This article will examine some early studies on intraperitoneal injections in mice. These early studies were done to provide a basis for future studies. The main focus will be on proper injection of the mice. We will also cover the clinical signs and effects of intraperitoneal injection. These early studies provide important information on the optimal way to inject mice.
Time of day does not affect anaesthetic depth
The current study provides direct evidence that time of day does not affect the depth of anaesthesia. This finding could have implications for the management of anaesthetics and the outcome of patients undergoing laparoscopic colorectal surgery. The researchers would like to acknowledge the staff at the Nanfang Hospital, Southern Medical University, Guangzhou, China, for their contribution to the study.

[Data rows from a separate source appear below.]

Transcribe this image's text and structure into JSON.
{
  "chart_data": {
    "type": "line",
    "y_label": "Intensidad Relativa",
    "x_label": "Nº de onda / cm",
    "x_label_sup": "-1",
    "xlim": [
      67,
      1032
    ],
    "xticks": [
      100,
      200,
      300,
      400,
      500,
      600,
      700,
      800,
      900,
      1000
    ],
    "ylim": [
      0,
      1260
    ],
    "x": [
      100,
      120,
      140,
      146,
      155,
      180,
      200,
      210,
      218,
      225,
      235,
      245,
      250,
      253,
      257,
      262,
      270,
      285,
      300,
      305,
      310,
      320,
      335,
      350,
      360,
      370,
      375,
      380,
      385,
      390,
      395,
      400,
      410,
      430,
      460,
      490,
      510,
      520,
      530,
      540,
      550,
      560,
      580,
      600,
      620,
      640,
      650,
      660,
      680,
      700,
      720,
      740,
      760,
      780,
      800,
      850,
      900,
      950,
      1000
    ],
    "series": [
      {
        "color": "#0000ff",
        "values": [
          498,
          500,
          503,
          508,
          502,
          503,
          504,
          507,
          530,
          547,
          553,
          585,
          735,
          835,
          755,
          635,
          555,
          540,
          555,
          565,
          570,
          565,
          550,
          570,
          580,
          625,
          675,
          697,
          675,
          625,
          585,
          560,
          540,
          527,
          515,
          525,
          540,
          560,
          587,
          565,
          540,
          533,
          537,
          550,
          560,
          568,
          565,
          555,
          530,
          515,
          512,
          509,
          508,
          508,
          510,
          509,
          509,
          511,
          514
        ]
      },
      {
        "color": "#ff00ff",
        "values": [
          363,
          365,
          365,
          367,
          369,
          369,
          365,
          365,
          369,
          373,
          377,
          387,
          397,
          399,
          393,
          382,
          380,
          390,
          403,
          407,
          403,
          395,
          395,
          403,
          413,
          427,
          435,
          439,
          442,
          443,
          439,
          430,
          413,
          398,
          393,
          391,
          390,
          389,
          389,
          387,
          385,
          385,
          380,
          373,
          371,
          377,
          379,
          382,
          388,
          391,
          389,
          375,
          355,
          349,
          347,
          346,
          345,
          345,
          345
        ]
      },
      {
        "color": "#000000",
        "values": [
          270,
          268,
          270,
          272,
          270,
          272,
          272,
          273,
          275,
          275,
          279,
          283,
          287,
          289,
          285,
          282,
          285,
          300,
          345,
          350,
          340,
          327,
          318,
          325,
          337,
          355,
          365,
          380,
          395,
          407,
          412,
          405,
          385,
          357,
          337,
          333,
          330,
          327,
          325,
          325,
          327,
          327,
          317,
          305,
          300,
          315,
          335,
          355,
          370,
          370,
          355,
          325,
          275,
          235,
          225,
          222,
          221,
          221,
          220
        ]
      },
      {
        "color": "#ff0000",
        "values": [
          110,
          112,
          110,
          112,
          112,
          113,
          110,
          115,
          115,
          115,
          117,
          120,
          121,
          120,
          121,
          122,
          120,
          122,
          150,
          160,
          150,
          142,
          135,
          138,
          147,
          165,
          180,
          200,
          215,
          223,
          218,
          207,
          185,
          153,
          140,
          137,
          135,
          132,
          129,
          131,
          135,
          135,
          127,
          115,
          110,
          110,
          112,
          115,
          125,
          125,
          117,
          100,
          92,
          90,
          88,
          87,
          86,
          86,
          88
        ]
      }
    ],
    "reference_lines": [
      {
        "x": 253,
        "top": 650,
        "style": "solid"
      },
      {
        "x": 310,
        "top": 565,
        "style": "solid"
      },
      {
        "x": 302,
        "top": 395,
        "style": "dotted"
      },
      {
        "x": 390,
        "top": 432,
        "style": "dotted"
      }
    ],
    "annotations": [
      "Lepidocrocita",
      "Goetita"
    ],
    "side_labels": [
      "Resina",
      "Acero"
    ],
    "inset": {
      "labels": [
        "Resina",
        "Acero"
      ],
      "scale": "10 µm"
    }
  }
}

Anesthesia depth is critical to the success of surgery. Too light anaesthesia can result in the patient becoming aware of the surgical stimulus and too deep anaesthesia can lead to vasomotor depression and other complications. Clinical signs such as heart rate and blood pressure can provide a rough guide for estimating the depth of anaesthesia, or an estimated anaesthetic plasma concentration can be used as a surrogate. Too much or too little anaesthesia can lead to complications and can even affect the quality of the procedure.
In a study by Kertai et al., researchers found no difference in mortality for patients who underwent surgery during the morning or afternoon. The authors used three thresholds to determine the depth of anaesthesia: BIS 45, MAP 75 mmHg and MAC 0.7.
Problems with intraperitoneal injection
One of the major challenges in intraperitoneal injection of mice is the lack of control over the injection site. Steward, Ornellas, and Beernink found that approximately 14% of their intraperitoneal injections were wrong. They considered this error inherent in the technique and not fixable, but they tried to figure out what caused the error. They also found that different sexes and strains of mice grasp the hindlimb differently.
In order to perform intraperitoneal injection, mice must be restrained by the neck region to prevent movement of the mouse. This prevents accidental damage to internal organs during needle insertion. In addition, restraining the mouse by the neck region will shift the abdominal organs toward the diaphragm, avoiding accidental damage.
Clinical signs
Intraperitoneal injections are a way to administer drugs and therapeutics into the peritoneal cavity. They are one of the few methods for administering drugs by injection into a living animal. This technique is used for a variety of research, from drug administration for ovarian cancer to studies on pain in the abdomen after hysterectomy. Understanding intraperitoneal injections will help advance drug delivery methods and open new avenues for research.
Injection of irritants into the peritoneal cavity elicits hallmarks of inflammation, including pain and leukocyte infiltration. The injection also induces the production of inflammatory mediators such as IL-1b and IL-6. The cytokine TNF-a is also induced, which is a marker of immune stimulation. Normally, the peritoneum is protected by the innate immune system. However, injections of irritants can trigger an influx of polymorphonuclear neutrophils.
Intraperitoneal injection of mice is a commonly used method for administering pharmacological agents. However, it raises issues of animal welfare and must be reviewed by IACUCs before the procedure is performed. There are no published studies examining the effects of repeated intraperitoneal injections on animal welfare. One study found that mice did not show adverse effects after receiving 30 i.p. saline injections a day.
Effects on organs in the peritoneal cavity
Intraperitoneal injection of cultured mesothelial cells has been shown to decrease adhesions in mice. Specifically, mesothelial cells decreased the number of adhesions in the CO2 pneumoperitoneum-enhanced adhesion formation model in mice. The cells were isolated from Balb/c mice and cultured for three weeks. The cells were then injected intraperitoneally in a dose-response study using 400,000 cells.
The peritoneum contains a complex lymphatic and vascular network. The majority of these vessels are blood capillaries, while only a few arterioles are present. Microvessel density varies greatly along the peritoneal cavity, with the highest concentration of microvessels in the diaphragm. The diaphragm and mesentery contain 71% of peritoneal microvessels, while the mediastinal peritoneum and parietal peritoneum have less than one-half the number of microvessels in the rabbit diaphragm.
Acute peritoneitis in mice can be induced using zymosan particles, which are insoluble polysaccharides composed of a-mannan and b-glucan components. The presence of these particles induces a synergistic response of leukocytes, as well as cytokines and chemokines. These mediators trigger leukocyte emigration to the inflammatory site.